Solutions for green hydrogen generation from sea water do exist, and are even competitive depending on volume produced. One (!) nuclear powered cargo vessel, built as a specialized ship for fleet support in the Russian arctic seaa and capable of going through 1.5 meters of ice (thus requiring the power output of a nuclear power plant, same reason Russian icebreakers use NPPs) and bein used for supply missions to the Russian naval base in Murmansk, doesn't really count.

Again, those other cargo ships, NS Savannah, Otto Hahn and the Japanese one, were all economical failures, the Japanese one was even a technological failure. That makes a grand total of around 7 civilian maritime NPPs in operation, all Russian, with less than one built per year. Global shipping needs hundreds of those, at cost point competitive with alternatives to be viable. That tech, or capacity to build those numbers, simply doesn't exist. heck, that is even mentioned as a direct quote in the Reuters article that is being paraded around.


They were economic failures relative to fossil fuel powered ships - not relative to green fuels powered ships.

Again, if you're going to say that civilian nuclear maritime propulsion doesn't exist, because there have only been 7 such ships built by four different countries then green fuels powered cargo ships don't exist either. Again, how many cargo ships have been powered by green fuels? How many have operated for more than a decade?


Oh dear god, I just lost a considerable amount of brain cells...

A couple of questions, answer those or just, pardon my French, shut up:

How do you think all those hundreds of nuclear ship reactors will be built yearly?

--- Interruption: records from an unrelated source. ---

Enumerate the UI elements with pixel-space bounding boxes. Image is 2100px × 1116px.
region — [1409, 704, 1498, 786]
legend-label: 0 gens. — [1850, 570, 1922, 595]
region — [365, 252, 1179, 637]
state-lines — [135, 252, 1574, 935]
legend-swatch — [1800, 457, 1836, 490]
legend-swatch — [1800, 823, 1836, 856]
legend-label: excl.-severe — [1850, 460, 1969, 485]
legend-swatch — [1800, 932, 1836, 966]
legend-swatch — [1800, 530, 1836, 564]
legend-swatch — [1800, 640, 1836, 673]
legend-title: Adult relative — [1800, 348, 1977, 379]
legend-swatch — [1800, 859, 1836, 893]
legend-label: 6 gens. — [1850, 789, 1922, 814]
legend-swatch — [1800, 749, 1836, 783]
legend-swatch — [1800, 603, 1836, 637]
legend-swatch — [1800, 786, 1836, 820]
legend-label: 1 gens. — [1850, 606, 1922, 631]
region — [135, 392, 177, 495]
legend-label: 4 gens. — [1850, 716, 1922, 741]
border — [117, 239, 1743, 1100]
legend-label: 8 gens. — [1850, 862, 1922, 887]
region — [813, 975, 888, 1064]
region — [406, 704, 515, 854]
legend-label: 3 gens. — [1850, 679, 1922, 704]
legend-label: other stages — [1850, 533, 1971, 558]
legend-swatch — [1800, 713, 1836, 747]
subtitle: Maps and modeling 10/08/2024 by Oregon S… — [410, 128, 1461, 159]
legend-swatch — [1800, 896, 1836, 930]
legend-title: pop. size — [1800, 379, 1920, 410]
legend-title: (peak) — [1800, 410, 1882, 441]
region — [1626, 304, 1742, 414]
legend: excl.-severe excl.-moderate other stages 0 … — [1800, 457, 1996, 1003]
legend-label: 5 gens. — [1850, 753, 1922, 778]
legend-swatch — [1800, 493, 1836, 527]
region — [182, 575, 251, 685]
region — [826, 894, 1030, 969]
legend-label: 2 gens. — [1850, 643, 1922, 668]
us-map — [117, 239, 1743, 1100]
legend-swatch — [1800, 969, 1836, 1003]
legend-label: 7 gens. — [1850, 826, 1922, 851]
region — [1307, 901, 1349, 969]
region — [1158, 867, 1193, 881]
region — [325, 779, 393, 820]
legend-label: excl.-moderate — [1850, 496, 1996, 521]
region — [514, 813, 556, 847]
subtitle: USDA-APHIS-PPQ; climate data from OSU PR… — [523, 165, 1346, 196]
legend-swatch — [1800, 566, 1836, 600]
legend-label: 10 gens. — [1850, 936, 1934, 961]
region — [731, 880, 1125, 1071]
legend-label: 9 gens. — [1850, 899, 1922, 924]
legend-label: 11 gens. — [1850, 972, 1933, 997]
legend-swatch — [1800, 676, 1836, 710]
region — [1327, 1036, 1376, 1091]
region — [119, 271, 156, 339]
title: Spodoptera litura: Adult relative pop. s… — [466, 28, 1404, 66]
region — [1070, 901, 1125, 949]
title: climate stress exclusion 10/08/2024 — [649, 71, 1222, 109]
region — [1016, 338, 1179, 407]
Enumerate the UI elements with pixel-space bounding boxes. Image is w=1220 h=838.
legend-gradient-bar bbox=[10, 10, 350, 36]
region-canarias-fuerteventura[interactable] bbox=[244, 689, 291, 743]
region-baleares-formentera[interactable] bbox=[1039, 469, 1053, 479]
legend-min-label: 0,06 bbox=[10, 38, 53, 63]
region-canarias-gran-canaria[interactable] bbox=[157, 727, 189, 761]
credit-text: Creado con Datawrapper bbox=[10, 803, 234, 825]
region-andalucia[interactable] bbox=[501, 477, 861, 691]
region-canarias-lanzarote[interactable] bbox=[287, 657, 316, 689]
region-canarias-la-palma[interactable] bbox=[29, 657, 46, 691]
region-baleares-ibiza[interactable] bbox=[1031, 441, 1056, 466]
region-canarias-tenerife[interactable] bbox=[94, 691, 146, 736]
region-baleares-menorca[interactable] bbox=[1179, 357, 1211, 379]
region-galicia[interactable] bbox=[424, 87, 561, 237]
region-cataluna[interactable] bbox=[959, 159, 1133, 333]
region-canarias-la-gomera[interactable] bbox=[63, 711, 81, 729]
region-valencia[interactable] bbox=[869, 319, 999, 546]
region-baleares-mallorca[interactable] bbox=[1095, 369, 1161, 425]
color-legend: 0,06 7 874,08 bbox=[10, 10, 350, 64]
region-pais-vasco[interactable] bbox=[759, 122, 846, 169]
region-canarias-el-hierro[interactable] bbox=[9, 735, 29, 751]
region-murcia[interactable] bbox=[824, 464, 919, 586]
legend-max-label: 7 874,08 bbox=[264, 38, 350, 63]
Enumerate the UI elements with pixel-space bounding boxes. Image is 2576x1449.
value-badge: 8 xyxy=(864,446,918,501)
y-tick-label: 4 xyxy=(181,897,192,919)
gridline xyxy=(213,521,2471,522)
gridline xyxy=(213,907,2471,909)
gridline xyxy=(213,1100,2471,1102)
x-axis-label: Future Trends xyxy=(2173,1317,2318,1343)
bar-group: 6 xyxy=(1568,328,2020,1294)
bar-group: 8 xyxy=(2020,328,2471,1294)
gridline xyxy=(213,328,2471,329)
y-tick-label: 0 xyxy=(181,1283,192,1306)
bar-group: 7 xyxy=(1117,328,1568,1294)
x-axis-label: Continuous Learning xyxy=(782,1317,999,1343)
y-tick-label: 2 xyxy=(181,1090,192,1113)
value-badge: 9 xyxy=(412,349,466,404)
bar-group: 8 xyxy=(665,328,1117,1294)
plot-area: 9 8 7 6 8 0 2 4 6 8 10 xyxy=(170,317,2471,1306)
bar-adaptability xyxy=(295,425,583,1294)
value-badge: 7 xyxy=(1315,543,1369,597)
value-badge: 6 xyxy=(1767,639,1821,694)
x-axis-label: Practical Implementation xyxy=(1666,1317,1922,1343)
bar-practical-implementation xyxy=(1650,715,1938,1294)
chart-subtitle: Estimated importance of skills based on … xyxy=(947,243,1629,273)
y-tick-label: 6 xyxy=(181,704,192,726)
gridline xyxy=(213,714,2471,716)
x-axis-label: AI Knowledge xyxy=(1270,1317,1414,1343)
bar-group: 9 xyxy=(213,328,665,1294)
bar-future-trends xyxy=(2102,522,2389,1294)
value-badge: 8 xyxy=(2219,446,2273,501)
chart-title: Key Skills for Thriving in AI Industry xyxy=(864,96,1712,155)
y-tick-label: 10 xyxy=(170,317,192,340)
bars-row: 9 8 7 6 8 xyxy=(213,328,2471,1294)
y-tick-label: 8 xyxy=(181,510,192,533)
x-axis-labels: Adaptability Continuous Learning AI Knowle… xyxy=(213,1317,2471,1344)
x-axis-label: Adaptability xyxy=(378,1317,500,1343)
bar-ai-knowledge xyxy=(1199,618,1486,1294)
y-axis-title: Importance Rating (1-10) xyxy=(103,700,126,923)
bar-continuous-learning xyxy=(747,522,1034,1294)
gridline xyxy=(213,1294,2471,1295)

Have you heard of NOx catalysts?

Are you aware of the possibility to generate hydrogen through electrolysis?

Hoe do you square the fact that litterally nobody in the shipping industries is making the case for nuclrar powered cargo vessels?


Yes and while it may be early days for green hydrogen, it once was for solar and wind as well. And as it did with solar the European Union is leading the way in developing policy frameworks that will grow the industry.